A Associação dos Remanescentes do Quilombo Rio dos Macacos e a Associação de Advogados de Trabalhadores Rurais no Estado da Bahia – AATR/BA vêm, por meio desta nota, denunciar o processo de criminalização que Edinei Messias dos Santos, membro da comunidade, vem sofrendo em decorrência ao processo judicial militar movido pelo Ministério Público Militar – MPM contra sua atuação em defesa dos direitos territoriais.
Como é de conhecimento internacional, a Comunidade Quilombola de Rio dos Macacos enfrenta desde os anos 1950 um conflito fundiário instalado após a invasão territorial sofrida pela Marinha do Brasil – MB, que, desde então, empreendeu diversos processos de violência violências físicas, sexuais, patrimoniais, morais etc. contra as famílias quilombolas, além da consecutiva negação de acesso às políticas públicas básicas, como políticas de saúde, educação, moradia e saneamento básico.

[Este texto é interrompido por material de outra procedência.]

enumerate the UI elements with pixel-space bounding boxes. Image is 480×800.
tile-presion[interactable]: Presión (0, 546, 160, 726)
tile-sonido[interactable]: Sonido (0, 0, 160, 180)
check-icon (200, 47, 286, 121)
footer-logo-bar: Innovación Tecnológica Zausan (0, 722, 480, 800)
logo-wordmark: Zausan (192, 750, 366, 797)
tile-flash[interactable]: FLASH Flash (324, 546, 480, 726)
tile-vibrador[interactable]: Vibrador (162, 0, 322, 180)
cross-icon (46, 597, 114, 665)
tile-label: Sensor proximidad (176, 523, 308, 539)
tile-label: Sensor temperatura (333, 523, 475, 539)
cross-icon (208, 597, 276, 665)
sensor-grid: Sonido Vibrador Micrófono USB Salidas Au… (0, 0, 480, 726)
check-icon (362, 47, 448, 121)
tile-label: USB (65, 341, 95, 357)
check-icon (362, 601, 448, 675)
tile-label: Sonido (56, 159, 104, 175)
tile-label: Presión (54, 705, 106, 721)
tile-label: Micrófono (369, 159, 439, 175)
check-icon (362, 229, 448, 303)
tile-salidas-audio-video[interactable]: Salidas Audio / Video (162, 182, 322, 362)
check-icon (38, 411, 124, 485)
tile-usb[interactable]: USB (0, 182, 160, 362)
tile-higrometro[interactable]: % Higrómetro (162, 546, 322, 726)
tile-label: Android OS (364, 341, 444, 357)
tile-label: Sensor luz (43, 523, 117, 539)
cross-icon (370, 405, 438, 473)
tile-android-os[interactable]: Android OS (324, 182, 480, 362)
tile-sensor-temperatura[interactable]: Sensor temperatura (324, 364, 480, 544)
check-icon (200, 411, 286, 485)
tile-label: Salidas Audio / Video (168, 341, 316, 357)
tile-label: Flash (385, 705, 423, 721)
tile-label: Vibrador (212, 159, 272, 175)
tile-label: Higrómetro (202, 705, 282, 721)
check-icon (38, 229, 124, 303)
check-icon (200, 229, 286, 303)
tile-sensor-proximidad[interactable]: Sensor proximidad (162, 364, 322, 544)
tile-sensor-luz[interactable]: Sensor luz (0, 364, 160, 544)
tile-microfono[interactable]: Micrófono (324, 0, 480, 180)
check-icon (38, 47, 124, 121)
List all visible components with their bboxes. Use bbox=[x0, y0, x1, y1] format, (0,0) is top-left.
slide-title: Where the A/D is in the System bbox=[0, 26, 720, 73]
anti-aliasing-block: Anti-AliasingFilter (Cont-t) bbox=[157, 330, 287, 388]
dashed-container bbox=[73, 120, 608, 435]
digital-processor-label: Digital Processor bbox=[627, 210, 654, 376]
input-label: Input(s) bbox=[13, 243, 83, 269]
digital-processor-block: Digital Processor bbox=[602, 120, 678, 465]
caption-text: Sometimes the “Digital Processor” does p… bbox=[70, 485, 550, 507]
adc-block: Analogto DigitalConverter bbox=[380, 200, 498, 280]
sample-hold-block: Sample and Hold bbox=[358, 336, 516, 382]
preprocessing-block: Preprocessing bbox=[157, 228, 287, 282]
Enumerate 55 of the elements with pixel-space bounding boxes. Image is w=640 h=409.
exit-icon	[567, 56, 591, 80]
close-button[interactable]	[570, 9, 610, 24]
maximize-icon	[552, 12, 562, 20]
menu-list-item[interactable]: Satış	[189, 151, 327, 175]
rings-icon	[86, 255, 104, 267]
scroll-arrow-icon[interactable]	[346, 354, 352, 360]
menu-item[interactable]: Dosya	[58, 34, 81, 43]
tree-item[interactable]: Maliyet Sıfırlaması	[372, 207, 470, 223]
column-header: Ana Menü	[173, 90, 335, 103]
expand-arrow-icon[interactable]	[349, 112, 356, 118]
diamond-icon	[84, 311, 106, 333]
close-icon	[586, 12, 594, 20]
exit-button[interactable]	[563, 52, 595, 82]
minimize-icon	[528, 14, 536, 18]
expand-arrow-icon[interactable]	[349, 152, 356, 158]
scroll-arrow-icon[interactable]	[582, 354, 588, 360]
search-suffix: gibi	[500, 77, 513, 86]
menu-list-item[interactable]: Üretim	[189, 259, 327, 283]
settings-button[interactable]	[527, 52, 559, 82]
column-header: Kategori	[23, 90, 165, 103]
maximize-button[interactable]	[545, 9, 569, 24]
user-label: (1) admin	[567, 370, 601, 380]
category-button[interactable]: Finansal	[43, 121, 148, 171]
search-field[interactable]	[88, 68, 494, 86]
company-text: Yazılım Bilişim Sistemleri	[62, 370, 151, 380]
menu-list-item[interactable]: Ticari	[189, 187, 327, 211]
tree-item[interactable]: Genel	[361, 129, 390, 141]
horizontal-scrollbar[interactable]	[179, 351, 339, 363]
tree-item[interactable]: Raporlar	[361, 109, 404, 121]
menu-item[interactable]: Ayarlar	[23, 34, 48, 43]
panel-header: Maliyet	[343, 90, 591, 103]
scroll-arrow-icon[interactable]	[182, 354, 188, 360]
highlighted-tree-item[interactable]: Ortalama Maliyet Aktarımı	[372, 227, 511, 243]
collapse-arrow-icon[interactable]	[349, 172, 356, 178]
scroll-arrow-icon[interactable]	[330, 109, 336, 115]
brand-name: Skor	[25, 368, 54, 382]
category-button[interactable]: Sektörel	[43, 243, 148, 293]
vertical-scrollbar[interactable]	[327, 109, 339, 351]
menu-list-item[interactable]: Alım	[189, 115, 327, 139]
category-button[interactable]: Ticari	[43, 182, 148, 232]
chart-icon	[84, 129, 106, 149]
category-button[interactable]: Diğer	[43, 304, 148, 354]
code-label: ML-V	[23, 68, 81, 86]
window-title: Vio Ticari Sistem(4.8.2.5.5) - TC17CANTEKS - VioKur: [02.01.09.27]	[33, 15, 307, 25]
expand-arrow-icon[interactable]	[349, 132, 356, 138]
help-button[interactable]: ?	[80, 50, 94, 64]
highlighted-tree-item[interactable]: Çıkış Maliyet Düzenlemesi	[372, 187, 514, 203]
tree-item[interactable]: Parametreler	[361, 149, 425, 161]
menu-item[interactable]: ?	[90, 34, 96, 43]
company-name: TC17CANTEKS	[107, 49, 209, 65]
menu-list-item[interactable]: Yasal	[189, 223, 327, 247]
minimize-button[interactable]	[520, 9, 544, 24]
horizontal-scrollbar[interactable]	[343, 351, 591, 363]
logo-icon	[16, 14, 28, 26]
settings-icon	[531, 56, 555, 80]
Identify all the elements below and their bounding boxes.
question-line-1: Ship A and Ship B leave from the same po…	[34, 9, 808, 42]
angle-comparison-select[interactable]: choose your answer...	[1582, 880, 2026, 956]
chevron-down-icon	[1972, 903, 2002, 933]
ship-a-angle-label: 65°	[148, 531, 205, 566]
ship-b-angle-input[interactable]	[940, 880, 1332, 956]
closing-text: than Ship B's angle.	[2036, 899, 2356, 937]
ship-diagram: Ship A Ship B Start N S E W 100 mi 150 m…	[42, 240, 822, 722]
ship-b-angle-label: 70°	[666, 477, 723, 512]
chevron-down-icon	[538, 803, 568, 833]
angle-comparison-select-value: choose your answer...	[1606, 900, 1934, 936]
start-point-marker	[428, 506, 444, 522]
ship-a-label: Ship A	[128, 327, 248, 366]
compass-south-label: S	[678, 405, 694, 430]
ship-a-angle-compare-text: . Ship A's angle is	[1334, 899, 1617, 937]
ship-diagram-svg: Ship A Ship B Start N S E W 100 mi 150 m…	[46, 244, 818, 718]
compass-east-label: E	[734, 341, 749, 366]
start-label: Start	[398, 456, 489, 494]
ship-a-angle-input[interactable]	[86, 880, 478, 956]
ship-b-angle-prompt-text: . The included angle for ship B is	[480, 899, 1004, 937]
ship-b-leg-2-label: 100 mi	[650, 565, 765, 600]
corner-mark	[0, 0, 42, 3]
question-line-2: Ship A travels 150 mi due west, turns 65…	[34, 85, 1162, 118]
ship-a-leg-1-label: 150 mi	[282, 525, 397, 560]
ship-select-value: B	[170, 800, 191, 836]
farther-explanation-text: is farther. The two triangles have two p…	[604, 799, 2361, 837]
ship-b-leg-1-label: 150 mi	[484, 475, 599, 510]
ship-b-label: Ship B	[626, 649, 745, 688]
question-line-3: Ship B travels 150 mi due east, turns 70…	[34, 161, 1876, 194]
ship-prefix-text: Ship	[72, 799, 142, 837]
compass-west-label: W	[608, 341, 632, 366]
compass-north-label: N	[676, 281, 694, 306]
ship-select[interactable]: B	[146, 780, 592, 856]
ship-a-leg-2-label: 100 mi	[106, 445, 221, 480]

A partir dos anos 2010, quando as tentativas de expulsão das famílias quilombolas pela Marinha do Brasil se multiplicaram, a comunidade intensificou os processos de resistência e articulação de parceiros para defesa dos seus direitos fundamentais, a exemplo da autonomia territorial e o direito de locomoção garantidos pela Constituição Federal de 1988.
No entanto, como exercício de seu poder autoritário, a Marinha do Brasil sempre impediu a comunidade de constituir vias próprias de acesso ao território, condicionando como principal forma de entrada a portaria da Vila Naval de Aratu, decidindo sem critérios o exercício de ir e vir de seus membros, os expondo ainda mais à face do racismo institucional.
Em um desses eventos, no dia 26/10/ 2017, durante uma atividade educativa que seria realizada na comunidade pela Universidade Federal do Recôncavo Baiano – UFRB, a MB vetou a entrada das professoras e estudantes, condicionando inclusive mulheres, crianças e idosos a permanecerem acampados na portaria até às 04:00 do dia 27/10/2017. A vedação de acesso da UFRB ocorreu como retaliação direta após representantes da comunidade terem participado do período de sessões da Comissão Interamericana de Direitos Humanos – CIDH, no Uruguai, onde denunciaram o quadro de vulnerabilização e riscos decorrentes da luta pela titulação.
No contexto desta data, Edinei Messias dos Santos foi acusado pela Marinha do Brasil de depredação do patrimônio público, processado e sentenciado pelo Judiciário a 06 meses de detenção em razão de sua participação na ocupação que resistia na portaria à violação dos direitos da comunidade de gerir autonomamente o direito de acesso ao território tradicional.
É importante lembrar que a portaria da Vila Naval já foi palco de outros processos de violência contra Edinei, a exemplo das agressões que sofreu por militares, junto com sua irmã, Rose Meire dos Santos Silva, em 2014; e o conjunto de assédios, ofensas, provocações e agressões desferidas contra ele por militares cotidianamente.
Mais uma vez, o aparato judicial é manuseado pelos agentes públicos brasileiros como mecanismo de criminalização, violência e perseguição da luta quilombola de Rio dos Macacos, mesmo após o alcance da titulação do território e a decisão da CIDH de que o Estado implemente medidas cautelares que garantam a segurança das famílias da comunidade.
É urgente que os órgãos do Sistema de Justiça revejam a decisão emitida contra Edinei, assim como que os demais órgãos de proteção dos Direitos Humanos garantam a vida, a integridade moral e física do mesmo frente à constante violação sofrida em decorrência da luta política por direitos que são legítimos e históricos.
Simões Filho, 03 de setembro de 2020.